Whether you run a global enterprise or a start-up focused on industrial products and business services, digitally transforming your company to take advantage of I-commerce doesn’t have to be a deep breath, are-we-ready-for-it, bet-the-farm risk.
At Inxeption, our Bridge methodology is seven straightforward steps that will have you seeing products moving through digital channels, enjoying simplified shipping, and forging more transparent relationships with customers in as little as one day.
You can begin with a few products, a product line, or even test a new product category. You can run a pilot with a single channel or a warehouse that serves a specific region. You can leverage improved analytics immediately to track the impact of ad campaigns, social media, and message campaigns to better measure what efforts are driving sales. When the advantages become obvious, you can easily scale to create an I-commerce platform for all your products — a platform that grows as you grow.
You don’t need to hire or rely on a technology expert to get started, Inxeption has specialists who can help you every step of the way. Inxeption’s Bridge methodology is designed to make a company’s transition to I-commerce fast and easy. It can take as little as 24 hours to be up and running.
Step one: Pick a product or product line. Even if you’ve used a traditional distribution channel for many years, we’ve yet to meet a merchant that doesn’t have one or more great candidate products for a pilot run with I-commerce, such as
- A product that currently has limited regional distribution that you’d like to expand
- An existing product that’s having trouble finding an audience or not growing as anticipated
- A brand new product that you’d like to test market
- A product whose growth has slowed because your existing channel is focused on higher margin products or other priorities
- A product where online marketplaces are undercutting it on price, but that has specific features customers would appreciate if they knew about them – perhaps superior durability, ethical production practices, or more precise specifications
- A product for which logistics is complex and often involves hidden costs or back charges
Georgia-based furniture company Belnick specializes in selling chairs, tables, and other furniture to companies, churches, restaurants, and other commercial settings. Belnick knows better than most that the complexity of shipping today has become a real challenge. Belnick was an early adopter of e-commerce, but Chief Technology Officer Barry Sobel was intrigued with the Inxeption I-commerce platform’s fast growing logistics service for business called Zippy Shipping. Zippy means merchants can get flat-rate shipping from UPS on all of their shipping needs, including freight.

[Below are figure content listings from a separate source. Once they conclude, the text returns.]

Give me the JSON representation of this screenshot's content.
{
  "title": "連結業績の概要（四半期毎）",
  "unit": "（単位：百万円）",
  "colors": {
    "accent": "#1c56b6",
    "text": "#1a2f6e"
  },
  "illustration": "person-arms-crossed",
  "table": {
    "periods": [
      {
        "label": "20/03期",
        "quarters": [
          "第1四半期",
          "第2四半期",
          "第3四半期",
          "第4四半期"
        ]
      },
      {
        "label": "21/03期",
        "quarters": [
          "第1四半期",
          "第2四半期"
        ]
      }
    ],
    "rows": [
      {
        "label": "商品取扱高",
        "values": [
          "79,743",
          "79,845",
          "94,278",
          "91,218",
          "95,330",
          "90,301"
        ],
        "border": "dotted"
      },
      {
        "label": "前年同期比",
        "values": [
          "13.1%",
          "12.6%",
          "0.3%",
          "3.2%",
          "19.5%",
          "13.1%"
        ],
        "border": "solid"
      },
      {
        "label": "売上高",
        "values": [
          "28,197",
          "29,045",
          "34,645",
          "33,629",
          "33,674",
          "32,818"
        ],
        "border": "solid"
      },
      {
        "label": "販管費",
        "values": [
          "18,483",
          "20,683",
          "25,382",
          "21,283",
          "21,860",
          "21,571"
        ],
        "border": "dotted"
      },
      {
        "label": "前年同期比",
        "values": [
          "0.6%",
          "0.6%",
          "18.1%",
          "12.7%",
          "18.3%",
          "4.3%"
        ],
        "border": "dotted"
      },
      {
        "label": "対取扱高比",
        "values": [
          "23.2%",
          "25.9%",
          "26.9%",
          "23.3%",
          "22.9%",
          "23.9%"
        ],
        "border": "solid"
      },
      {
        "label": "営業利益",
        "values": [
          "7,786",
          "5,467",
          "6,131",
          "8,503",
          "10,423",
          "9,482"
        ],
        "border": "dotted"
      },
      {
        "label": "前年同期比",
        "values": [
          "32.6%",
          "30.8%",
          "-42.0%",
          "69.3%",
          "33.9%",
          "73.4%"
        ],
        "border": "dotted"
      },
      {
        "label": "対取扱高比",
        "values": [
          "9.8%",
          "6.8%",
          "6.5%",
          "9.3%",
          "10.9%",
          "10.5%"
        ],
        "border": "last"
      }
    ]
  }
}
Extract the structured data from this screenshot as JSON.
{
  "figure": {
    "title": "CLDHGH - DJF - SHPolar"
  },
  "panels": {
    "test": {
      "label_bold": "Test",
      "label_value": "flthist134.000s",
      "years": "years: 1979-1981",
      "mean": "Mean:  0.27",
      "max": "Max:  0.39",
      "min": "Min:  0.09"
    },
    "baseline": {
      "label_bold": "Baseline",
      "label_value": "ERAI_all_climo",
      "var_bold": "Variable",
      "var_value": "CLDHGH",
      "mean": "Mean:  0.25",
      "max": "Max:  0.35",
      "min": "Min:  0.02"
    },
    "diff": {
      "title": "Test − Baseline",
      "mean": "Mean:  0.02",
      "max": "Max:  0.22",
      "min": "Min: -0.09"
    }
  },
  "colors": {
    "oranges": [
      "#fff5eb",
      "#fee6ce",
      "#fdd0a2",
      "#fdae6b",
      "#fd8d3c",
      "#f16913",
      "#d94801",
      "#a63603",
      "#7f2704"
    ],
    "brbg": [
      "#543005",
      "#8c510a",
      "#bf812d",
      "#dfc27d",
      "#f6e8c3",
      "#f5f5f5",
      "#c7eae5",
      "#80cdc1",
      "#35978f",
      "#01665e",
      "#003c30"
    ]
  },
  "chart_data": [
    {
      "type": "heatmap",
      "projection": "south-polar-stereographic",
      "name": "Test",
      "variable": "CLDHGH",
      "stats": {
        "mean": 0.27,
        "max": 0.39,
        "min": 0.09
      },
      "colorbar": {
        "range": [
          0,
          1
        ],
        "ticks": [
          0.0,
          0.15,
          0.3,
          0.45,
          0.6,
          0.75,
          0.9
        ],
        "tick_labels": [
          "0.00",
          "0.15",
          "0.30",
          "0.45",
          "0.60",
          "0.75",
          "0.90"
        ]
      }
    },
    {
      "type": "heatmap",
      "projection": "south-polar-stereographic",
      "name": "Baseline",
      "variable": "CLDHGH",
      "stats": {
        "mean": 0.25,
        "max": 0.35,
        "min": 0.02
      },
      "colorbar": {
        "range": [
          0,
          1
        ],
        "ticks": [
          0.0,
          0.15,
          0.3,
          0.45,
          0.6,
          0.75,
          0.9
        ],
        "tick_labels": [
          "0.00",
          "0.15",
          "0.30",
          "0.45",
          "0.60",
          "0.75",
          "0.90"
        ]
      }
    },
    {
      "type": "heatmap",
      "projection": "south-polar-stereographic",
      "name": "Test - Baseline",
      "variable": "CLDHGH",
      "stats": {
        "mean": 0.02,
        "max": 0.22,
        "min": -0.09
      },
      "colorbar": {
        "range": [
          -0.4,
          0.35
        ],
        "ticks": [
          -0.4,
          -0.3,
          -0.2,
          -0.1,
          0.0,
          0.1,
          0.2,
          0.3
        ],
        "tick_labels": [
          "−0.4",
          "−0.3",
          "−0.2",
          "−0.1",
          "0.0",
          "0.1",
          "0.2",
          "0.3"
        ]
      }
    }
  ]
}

Belnick sells a variety of merchandise that can vary dramatically in size and weight, not to mention quantity. It may ship an order as simple as one folding chair to a church, or 1000 folding chairs to a large-scale auditorium. Belnick also carries large, unusually-shaped items like restaurant booths and headboards for beds. Because many large shippers prefer higher value, smaller package shipping, companies like Belnick find that they are increasingly fighting for space on trucks and being charged extra fees. Belnick put one warehouse’s products on a pilot project to see if Zippy could attack those costs. Belnick saw shipping costs drop, ordering simplify, and no more surprise back charges, and has since expanded its use of Zippy to all of its warehouses and several of its online marketing channels.